Scarpetta shakes her head, has no idea who Jess is.
“Owns the Kick ’N Horse. Marino’s biker hangout, and I know you’ve heard him talk about it. She called me because she’s worried about him and his latest trailer-park paramour, worried about how out of control he’s getting. Jess says she’s never seen him like this.”
“How would Dr. Self know Marino’s e-mail address unless he contacted her first?” Scarpetta asks.
“Her personal e-mail address hasn’t changed since he was her patient in Florida. His has. So I think we can figure out who wrote who first. I can find out for sure. Not that I have the password for the personal e-mail account on his home computer, although minor inconveniences like that have never stopped me. I’d have to…”
“I know what you’d have to do.”
“Have physical access.”
“I know what you’d have to do, and I don’t want you to. Let’s don’t make this any worse than it is.”
“At least some of the e-mails he’s gotten from her are now on his office desktop for all the world to see,” Lucy says.
“That makes no sense.”
“Of course it does. To make you angry and jealous. Payback.”
“And you noticed them on his desktop because?”
“Because of the little emergency last night. When he called me and said he’d been notified that an alarm was going off, indicating the fridge was malfunctioning, and he wasn’t anywhere near the office and could I check. He said if I need to call the alarm company, the number’s on the list taped to his wall.”
“An alarm?” she says, baffled. “No one notified me.”
“Because it didn’t happen. I get there and everything’s status quo. The fridge is fine. I go into his office to get the number of the alarm company so I can check to be sure everything really is okay, and guess what’s on his desktop.”
“This is ridiculous. He’s acting like a child.”
“He’s no child, Aunt Kay. And you’re going to have to fire him one of these days.”
“And manage how? I can barely manage now. I’m already short-staffed, without a single eligible person on the horizon to hire.”
“This is just the beginning.
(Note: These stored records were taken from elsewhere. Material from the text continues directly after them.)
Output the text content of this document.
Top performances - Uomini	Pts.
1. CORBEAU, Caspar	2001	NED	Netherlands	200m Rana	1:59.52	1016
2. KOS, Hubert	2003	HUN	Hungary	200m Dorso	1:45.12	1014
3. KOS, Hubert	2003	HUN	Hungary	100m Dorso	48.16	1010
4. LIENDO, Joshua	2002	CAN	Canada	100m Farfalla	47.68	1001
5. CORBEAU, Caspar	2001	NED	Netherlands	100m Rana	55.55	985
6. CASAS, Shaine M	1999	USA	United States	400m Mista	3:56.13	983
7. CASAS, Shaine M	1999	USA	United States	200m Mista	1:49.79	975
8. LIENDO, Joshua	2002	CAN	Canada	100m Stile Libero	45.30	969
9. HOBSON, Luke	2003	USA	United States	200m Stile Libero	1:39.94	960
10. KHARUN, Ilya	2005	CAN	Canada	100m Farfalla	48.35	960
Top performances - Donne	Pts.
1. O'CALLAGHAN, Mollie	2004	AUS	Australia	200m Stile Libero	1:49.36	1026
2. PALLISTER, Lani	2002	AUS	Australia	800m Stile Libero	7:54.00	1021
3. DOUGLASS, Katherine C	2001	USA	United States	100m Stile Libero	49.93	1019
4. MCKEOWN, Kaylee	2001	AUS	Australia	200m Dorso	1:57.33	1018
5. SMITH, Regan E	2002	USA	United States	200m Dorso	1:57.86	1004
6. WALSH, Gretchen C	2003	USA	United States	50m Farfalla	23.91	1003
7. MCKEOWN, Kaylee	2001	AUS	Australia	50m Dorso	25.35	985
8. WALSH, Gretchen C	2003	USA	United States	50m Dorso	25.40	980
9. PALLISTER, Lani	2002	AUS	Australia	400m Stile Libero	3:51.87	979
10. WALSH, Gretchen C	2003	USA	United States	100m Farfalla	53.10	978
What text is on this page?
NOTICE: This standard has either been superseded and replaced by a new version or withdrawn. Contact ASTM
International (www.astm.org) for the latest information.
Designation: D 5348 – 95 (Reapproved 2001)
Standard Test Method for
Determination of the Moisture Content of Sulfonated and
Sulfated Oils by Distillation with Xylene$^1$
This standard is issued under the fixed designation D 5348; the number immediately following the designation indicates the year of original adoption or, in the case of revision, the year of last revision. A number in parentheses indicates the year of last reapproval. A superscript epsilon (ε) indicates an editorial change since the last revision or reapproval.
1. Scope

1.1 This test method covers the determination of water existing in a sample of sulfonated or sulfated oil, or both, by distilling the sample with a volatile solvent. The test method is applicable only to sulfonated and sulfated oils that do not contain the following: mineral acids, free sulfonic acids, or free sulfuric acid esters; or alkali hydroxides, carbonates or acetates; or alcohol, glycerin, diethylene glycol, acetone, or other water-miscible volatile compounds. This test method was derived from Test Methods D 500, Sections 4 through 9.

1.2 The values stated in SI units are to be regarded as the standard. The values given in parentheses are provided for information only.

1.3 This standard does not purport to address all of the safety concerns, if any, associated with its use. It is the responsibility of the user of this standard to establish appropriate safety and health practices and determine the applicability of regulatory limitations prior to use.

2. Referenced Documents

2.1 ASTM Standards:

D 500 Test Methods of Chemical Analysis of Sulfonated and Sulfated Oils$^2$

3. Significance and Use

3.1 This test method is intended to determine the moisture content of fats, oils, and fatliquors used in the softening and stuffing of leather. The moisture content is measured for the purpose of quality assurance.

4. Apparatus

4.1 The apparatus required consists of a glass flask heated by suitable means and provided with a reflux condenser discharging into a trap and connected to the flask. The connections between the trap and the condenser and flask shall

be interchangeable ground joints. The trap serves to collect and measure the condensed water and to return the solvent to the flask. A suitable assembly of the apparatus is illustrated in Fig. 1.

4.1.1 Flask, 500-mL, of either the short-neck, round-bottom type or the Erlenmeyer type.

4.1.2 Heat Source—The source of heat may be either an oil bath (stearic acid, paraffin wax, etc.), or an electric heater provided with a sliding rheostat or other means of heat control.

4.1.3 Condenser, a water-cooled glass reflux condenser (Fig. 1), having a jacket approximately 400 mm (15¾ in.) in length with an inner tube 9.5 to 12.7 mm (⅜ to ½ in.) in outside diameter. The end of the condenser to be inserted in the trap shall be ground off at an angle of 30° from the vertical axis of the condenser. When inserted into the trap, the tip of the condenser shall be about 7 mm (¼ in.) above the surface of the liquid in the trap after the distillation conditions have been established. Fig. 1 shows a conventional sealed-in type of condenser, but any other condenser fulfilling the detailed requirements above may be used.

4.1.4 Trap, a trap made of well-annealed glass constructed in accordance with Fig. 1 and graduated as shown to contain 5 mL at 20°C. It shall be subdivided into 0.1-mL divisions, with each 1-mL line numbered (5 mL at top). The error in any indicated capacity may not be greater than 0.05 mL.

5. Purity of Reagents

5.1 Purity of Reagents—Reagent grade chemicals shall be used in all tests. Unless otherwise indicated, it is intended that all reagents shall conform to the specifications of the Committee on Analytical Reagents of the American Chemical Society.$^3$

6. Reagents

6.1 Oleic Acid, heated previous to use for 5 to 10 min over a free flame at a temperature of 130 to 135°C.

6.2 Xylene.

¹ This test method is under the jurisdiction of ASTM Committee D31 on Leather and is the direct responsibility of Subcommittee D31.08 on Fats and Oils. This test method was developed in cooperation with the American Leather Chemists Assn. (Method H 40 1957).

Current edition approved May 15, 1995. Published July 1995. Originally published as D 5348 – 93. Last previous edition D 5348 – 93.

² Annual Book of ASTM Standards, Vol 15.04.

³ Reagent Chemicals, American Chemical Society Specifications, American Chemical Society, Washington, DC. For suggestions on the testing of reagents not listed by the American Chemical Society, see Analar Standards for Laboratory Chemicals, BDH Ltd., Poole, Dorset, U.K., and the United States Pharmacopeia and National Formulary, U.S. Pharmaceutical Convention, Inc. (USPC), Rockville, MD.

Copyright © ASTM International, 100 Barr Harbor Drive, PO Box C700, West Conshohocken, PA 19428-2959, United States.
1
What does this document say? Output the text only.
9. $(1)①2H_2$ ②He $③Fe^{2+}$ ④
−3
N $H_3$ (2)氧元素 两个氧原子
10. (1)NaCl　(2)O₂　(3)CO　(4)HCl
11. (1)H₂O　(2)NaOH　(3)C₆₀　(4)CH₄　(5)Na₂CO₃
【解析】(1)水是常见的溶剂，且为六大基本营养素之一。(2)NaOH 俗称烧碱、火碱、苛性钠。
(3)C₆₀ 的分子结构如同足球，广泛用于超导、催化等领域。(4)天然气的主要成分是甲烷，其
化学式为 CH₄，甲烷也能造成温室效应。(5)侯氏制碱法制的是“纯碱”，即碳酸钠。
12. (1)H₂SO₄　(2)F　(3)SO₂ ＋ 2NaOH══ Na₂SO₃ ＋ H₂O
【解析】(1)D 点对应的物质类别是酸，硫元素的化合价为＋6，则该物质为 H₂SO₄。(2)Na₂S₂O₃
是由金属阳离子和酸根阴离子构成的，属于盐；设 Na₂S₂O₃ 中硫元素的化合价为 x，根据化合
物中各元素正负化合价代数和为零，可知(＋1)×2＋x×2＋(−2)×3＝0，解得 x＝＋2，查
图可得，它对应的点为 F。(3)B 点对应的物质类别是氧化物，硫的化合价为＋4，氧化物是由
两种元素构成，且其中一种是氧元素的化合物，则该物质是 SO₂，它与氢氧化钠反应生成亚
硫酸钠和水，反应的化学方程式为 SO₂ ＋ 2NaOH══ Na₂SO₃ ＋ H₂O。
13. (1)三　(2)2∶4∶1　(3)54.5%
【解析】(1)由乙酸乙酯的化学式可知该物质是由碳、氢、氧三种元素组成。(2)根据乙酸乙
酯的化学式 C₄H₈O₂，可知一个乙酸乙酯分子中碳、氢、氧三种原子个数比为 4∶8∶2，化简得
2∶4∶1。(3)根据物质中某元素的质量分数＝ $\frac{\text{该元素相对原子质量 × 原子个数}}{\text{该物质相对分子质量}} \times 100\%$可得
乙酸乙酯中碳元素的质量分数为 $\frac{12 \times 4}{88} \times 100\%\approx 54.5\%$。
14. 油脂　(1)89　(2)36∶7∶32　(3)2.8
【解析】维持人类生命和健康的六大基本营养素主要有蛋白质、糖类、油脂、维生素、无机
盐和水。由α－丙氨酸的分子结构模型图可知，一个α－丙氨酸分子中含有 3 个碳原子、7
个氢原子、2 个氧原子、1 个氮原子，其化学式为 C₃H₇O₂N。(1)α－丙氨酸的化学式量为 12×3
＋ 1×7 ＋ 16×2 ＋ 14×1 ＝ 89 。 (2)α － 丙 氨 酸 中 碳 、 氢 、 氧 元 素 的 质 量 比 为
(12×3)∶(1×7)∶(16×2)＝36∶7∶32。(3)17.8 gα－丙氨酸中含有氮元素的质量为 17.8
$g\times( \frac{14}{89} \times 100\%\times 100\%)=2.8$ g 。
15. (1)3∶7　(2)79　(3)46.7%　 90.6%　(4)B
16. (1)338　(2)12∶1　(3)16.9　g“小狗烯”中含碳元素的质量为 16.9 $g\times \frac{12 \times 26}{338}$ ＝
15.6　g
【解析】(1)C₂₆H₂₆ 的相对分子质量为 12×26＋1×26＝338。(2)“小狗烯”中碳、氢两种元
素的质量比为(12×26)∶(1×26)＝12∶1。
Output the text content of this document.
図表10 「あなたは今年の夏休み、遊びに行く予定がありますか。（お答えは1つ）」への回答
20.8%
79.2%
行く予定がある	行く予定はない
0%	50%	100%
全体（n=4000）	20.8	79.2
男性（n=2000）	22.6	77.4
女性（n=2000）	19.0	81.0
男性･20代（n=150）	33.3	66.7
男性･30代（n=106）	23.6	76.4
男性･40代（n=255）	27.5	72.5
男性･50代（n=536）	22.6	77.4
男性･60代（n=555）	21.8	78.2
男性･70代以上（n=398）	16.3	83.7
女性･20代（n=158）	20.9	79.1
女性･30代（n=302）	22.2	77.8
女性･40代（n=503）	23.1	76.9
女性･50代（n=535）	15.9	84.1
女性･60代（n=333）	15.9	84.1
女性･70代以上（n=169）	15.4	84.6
He’s going to get worse,” Lucy says. “He’s not the person you once knew.”
“I don’t believe that, and I could never fire him.”
“You’re right,” Lucy says. “You couldn’t. It would be a divorce. He’s your husband. God knows you’ve spent a hell of a lot more time with him than you have with Benton.”
“He most assuredly isn’t my husband. Don’t goad me, please.”
Lucy picks up the envelope from the steps and hands it to her. “Six of them, all from her. Coincidentally, starting on this past Monday, your first day back at work from Rome. The same day we saw your ring and, great sleuths that we are, figured out it wasn’t from Cracker Jacks.”
“Any e-mails from Marino to Dr. Self?”
“He must not want you to see whatever he wrote. I recommend you bite on a stick.” Indicating the envelope and what’s inside it. “How is he? She misses him. Thinks about him. You’re a tyrant, a has-been, and he must be miserable working for you, and what can she do to help him?”
“Will he never learn?” Mostly, it’s depressing.
“You should have kept the news from him. How could you not know what it would do to him?”
Scarpetta notices the purple Mexican petunias climbing the north garden wall. She notices the lavender lantana. They look a bit parched.
“Well, aren’t you going to read the damn things?” Lucy indicates the envelope again.
“I’m not going to give them that power right now,” Scarpetta says. “I have more important things to deal with. That’s why I’m dressed in a damn suit and going into the damn office on a damn Sunday when I could be working in my garden or even going for a damn walk.”
“I ran a background check on the guy you’re meeting with this afternoon. Recently, he was the victim of an assault. No suspect. And related to this, he was charged with a misdemeanor for possession of marijuana. The charge was dropped. Beyond that, not even a speeding ticket. But I don’t think you should be alone with him.”